When the Texas Seed Bill passed Congress and came to his desk, Cleveland considered it in light of his belief in limited government and his constitutional duty as president. Furthermore, Cleveland thought the aid would weaken the “bonds of a common brotherhood” because he thought families, communities, and private charities in civil society and local or state government were best suited to help their fellow citizens. In his veto message, he wrote: 

“I can find no warrant for such an appropriation in the Constitution, and I do not believe that the power and duty of the general government ought to be extended to the relief of individual suffering which is in no manner properly related to the public service or benefit. A prevalent tendency to disregard the limited mission of this power and duty, I think be steadfastly resisted.”  

President Cleveland called on the other states to contribute their share of grain from the Department of Agriculture. This voluntary action, he believed, was a constitutional voluntary measure rather than direct aid from the national government, however modest.  

Cleveland’s veto of the Texas Seed Bill was an example of a constitutional debate over the role of government. Congress believed it had the power and a duty to relieve the suffering of citizens in Texas. On the other hand, President Cleveland vetoed the bill because of his belief in limited government, assessing the best level of government to provide relief, and encouraging charity through civil society instead of government. This question about the role of government would continue into the twentieth and twenty-first centuries.  

 

Dwight Eisenhower and The National Highway Act 

The United States experienced profound changes after World War II. The Cold War with the Soviet Union led to increased military spending, especially on nuclear weapons, and made national security issues a priority. Americans were increasingly living in suburban housing and commuting to work in cities. More Americans were purchasing cars in greater numbers and driving them. However, the states were primarily responsible for building roads for the increasing volume of cars, and the nation lacked a coordinated transportation system.  

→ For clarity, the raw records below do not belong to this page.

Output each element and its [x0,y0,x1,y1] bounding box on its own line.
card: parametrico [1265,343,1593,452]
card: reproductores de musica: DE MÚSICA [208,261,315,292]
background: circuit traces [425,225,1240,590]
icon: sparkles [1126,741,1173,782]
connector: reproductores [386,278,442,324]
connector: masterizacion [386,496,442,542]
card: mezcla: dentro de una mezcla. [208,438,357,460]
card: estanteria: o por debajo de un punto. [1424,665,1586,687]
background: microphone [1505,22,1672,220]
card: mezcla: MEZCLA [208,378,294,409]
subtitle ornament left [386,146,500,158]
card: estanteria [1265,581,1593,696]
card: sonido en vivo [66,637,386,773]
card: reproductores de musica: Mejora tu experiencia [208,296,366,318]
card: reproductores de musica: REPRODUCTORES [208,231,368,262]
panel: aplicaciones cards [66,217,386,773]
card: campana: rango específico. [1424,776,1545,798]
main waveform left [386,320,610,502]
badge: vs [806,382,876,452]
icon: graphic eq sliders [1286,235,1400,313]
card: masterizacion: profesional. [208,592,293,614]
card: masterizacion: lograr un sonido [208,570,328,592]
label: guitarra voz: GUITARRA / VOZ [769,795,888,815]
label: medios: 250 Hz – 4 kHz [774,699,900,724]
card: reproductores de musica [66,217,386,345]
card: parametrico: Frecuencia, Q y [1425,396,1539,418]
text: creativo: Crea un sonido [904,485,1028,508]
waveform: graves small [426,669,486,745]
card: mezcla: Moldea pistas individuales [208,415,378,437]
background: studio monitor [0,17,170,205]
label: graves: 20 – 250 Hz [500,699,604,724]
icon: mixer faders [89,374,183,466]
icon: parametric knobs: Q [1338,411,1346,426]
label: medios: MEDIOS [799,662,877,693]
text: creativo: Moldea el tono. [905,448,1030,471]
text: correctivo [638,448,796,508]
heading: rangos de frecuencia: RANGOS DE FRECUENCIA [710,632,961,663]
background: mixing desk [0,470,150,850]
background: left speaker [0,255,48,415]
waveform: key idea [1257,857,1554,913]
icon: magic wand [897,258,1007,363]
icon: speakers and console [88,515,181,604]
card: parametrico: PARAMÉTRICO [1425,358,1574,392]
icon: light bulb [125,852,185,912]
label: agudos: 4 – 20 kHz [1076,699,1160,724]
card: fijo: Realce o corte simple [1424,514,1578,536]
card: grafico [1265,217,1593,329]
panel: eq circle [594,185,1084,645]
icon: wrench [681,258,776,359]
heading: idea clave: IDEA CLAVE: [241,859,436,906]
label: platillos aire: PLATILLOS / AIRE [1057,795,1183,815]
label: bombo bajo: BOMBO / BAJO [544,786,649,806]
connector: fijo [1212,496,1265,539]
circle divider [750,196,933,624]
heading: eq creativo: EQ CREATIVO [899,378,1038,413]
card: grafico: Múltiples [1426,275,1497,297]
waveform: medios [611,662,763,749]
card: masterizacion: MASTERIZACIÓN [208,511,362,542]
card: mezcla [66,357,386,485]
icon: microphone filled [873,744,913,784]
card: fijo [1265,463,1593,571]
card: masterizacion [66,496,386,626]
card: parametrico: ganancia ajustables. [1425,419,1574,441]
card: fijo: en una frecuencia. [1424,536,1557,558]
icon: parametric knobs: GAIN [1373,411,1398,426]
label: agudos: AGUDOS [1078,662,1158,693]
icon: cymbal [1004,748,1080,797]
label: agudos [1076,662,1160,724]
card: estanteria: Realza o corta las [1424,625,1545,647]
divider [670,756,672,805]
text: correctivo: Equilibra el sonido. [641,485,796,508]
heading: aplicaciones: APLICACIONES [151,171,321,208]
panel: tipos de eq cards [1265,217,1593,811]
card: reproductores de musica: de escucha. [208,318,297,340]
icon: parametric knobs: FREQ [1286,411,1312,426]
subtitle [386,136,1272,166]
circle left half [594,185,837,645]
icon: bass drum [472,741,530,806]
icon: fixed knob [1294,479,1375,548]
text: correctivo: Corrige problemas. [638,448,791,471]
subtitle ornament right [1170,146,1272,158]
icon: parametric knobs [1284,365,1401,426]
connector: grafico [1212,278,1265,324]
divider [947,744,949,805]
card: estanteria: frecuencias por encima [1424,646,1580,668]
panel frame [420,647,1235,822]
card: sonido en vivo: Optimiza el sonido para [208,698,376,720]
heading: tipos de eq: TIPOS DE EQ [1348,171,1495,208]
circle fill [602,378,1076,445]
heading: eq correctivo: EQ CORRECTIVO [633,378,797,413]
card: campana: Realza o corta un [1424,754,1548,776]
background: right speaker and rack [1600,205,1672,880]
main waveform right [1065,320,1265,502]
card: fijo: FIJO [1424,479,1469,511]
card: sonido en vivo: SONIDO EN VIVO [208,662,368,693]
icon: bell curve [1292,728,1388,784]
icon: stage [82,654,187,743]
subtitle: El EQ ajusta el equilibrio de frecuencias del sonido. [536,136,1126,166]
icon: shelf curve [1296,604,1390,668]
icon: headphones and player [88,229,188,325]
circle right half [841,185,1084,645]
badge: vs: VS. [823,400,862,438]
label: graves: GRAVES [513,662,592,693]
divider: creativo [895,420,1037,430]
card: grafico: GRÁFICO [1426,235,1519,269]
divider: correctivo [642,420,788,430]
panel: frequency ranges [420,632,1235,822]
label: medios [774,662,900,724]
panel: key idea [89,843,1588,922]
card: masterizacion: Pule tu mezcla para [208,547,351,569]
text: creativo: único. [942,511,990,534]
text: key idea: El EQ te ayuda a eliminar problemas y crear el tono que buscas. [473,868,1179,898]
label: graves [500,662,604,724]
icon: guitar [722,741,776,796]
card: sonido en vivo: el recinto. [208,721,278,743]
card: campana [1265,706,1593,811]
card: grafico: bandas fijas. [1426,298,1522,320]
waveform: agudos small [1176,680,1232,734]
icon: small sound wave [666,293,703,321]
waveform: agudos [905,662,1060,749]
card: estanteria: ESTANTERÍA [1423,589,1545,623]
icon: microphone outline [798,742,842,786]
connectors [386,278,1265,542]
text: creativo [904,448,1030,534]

President Dwight Eisenhower was a moderate conservative who had mixed thoughts about the government’s role. He was a “Modern Republican,” meaning that he believed in limited government, a balanced budget, and reduced government spending but also did not want to rollback New Deal programs. He believed that the government should expand Social Security and the minimum wage but not large, costly programs or government regulation. 

Eisenhower proposed a national highway system bill to Congress for its consideration. The legislation was popular because it promised to promote economic growth, employment, and better travel. However, several key representatives were concerned about the tens of billions of dollars in projected costs and the role of the government funding it. Congress rejected the bill in 1955.  

President Eisenhower had to compromise to build consensus for his bill and win congressional approval for what he considered an important priority. The compromise bill included a National Highway Trust Fund that would tax gasoline and truck tires that would pay for the interstate highway system. Therefore, the car and truck drivers would essentially pay to use the highway. The fund would be replenished continuously by the tax on users and provide money to build and maintain the highways. The states also had a role to play as they were responsible for 10 percent of the cost. 

Congress passed the National Defense Highway Act in a bipartisan manner that supported an energetic yet limited government role in a massive public-works program. It appropriated $27 billion for 41,000 miles of interstate highway. Eisenhower signed the bill into law in June 1956. The national interstate system benefited many different industries and promoted economic growth and promoted travel and tourism. The law was part of a constitutional discussion focused on the proper balance between the extent of the national government’s role and constitutional powers in supporting the common good in modern America. At times, the national government used the power of the highway funds to compel the states to act in a certain way such as the drinking age for minors that caused the balance to be upset.